Chegados ao Penedo do Lexim classificado como Geossítio e como Imóvel de Interesse Público, encontramos uma paz neste local que o torna diferente de outras paragens. Aqui a beleza paisagística é um lugar de encontro entre a história e a natureza, numa monumentalidade natural que fez dele um povoado fortificado com ocupação humana encontrada desde o Neolítico final (4000 a.C) e onde foram encontrados diversos artefactos humanos resultantes de atividades agro-pastoris no Calcolítico.

 

Saímos do autocarro e foi tempo de efetuarmos uma pequena caminhada numa subida por uma estrada apertada em que a Geologia e o enquadramento da flora servia de nosso combustível.
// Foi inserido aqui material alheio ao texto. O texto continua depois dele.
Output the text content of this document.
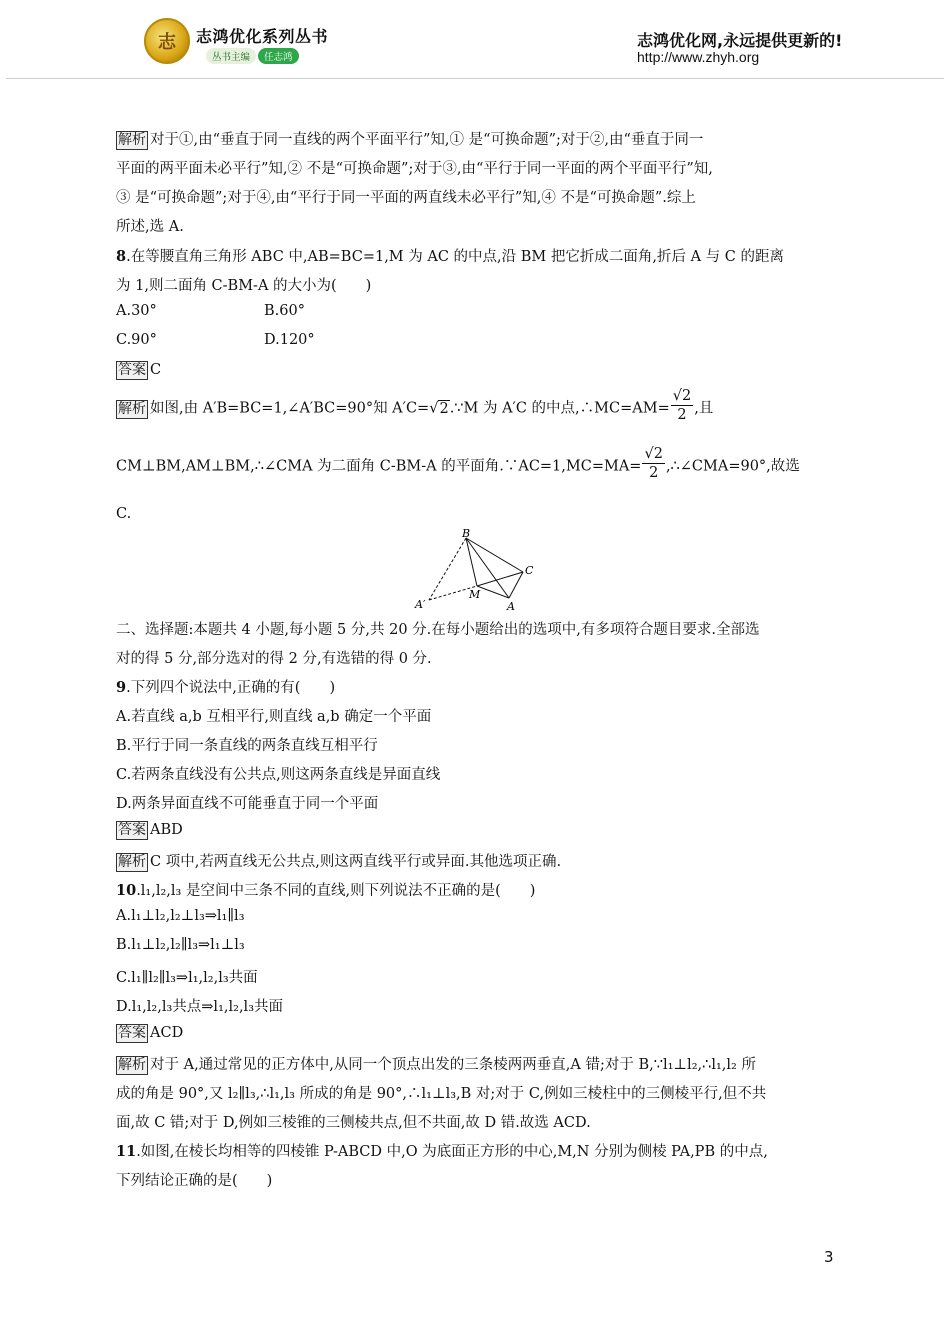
志 志鸿优化系列丛书
丛书主编	任志鸿
志鸿优化网,永远提供更新的!
http://www.zhyh.org
解析 对于①,由“垂直于同一直线的两个平面平行”知,① 是“可换命题”;对于②,由“垂直于同一
平面的两平面未必平行”知,② 不是“可换命题”;对于③,由“平行于同一平面的两个平面平行”知,
③ 是“可换命题”;对于④,由“平行于同一平面的两直线未必平行”知,④ 不是“可换命题”.综上
所述,选 A.
8.在等腰直角三角形 ABC 中,AB=BC=1,M 为 AC 的中点,沿 BM 把它折成二面角,折后 A 与 C 的距离
为 1,则二面角 C-BM-A 的大小为(　　)
A.30°	B.60°
C.90°	D.120°
答案 C
解析 如图,由 A′B=BC=1,∠A′BC=90°知 A′C=√2.∵M 为 A′C 的中点,∴MC=AM= $\frac{√2}{2}$ ,且
CM⊥BM,AM⊥BM,∴∠CMA 为二面角 C-BM-A 的平面角.∵AC=1,MC=MA= $\frac{√2}{2}$ ,∴∠CMA=90°,故选
C.
B
C
A
A′
M
二、选择题:本题共 4 小题,每小题 5 分,共 20 分.在每小题给出的选项中,有多项符合题目要求.全部选
对的得 5 分,部分选对的得 2 分,有选错的得 0 分.
9.下列四个说法中,正确的有(　　)
A.若直线 a,b 互相平行,则直线 a,b 确定一个平面
B.平行于同一条直线的两条直线互相平行
C.若两条直线没有公共点,则这两条直线是异面直线
D.两条异面直线不可能垂直于同一个平面
答案 ABD
解析 C 项中,若两直线无公共点,则这两直线平行或异面.其他选项正确.
10.l₁,l₂,l₃ 是空间中三条不同的直线,则下列说法不正确的是(　　)
A.l₁⊥l₂,l₂⊥l₃⇒l₁∥l₃
B.l₁⊥l₂,l₂∥l₃⇒l₁⊥l₃
C.l₁∥l₂∥l₃⇒l₁,l₂,l₃共面
D.l₁,l₂,l₃共点⇒l₁,l₂,l₃共面
答案 ACD
解析 对于 A,通过常见的正方体中,从同一个顶点出发的三条棱两两垂直,A 错;对于 B,∵l₁⊥l₂,∴l₁,l₂ 所
成的角是 90°,又 l₂∥l₃,∴l₁,l₃ 所成的角是 90°,∴l₁⊥l₃,B 对;对于 C,例如三棱柱中的三侧棱平行,但不共
面,故 C 错;对于 D,例如三棱锥的三侧棱共点,但不共面,故 D 错.故选 ACD.
11.如图,在棱长均相等的四棱锥 P-ABCD 中,O 为底面正方形的中心,M,N 分别为侧棱 PA,PB 的中点,
下列结论正确的是(　　)
3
Entre as veredas rodeadas de carrasco – (Quercus coccifera), Zambujeiros (Olea Olea europaea var. sylvestris) enrolados pela Salsaparrilha brava (Smilax aspera) chegámos junto à chaminé de um vulcão cuja atividade foi interrompida há milhões de anos, mas que deixou o seu vestígio, na disjunção prismática do basalto coberta de musgos e líquenes, nos solos férteis.

 

 

 

Aspeto da Disjunção prismática no Penedo do Lexim.

 

 

 

Identificação e observação da textura e dos minerais no Tefrito .

 

 

 

Enquanto, alguns alunos iam observando o tefrito (rocha similar ao basalto mas com felspatóide-nefelina em sua composição essencial) e respondiam às questões colocadas no guião da saída de campo, o professor destacado mencionava algumas ameaças ao património geológico, como por exemplo, a erosão natural, mas também a ação humana através de colheita de amostras para fins não científicos e ações de vandalismo que a exemplo de outros locais têm delapidado o património natural.

 

Por fim, quando saímos do Penedo do Lexim rumo à Escola demos por concluído esta saída de campo, uma aula na qual se destaca a importância da observação in situ de exemplos da Geodiversidade e Biodiversidade, cruzando-se com as diferentes átreas de conhecimento, que podem ilustrar e enriquecer os elementos a estudar (ou estudados) na sala de aula, facilitando a interpretação dos processos naturais e da ocupação humana no território.

 

 

Bibliografia: Orion, N. (1989) - Development of a High-School Geology Course Based on Field Trips. Journal of Geological Education; 37. 13-17.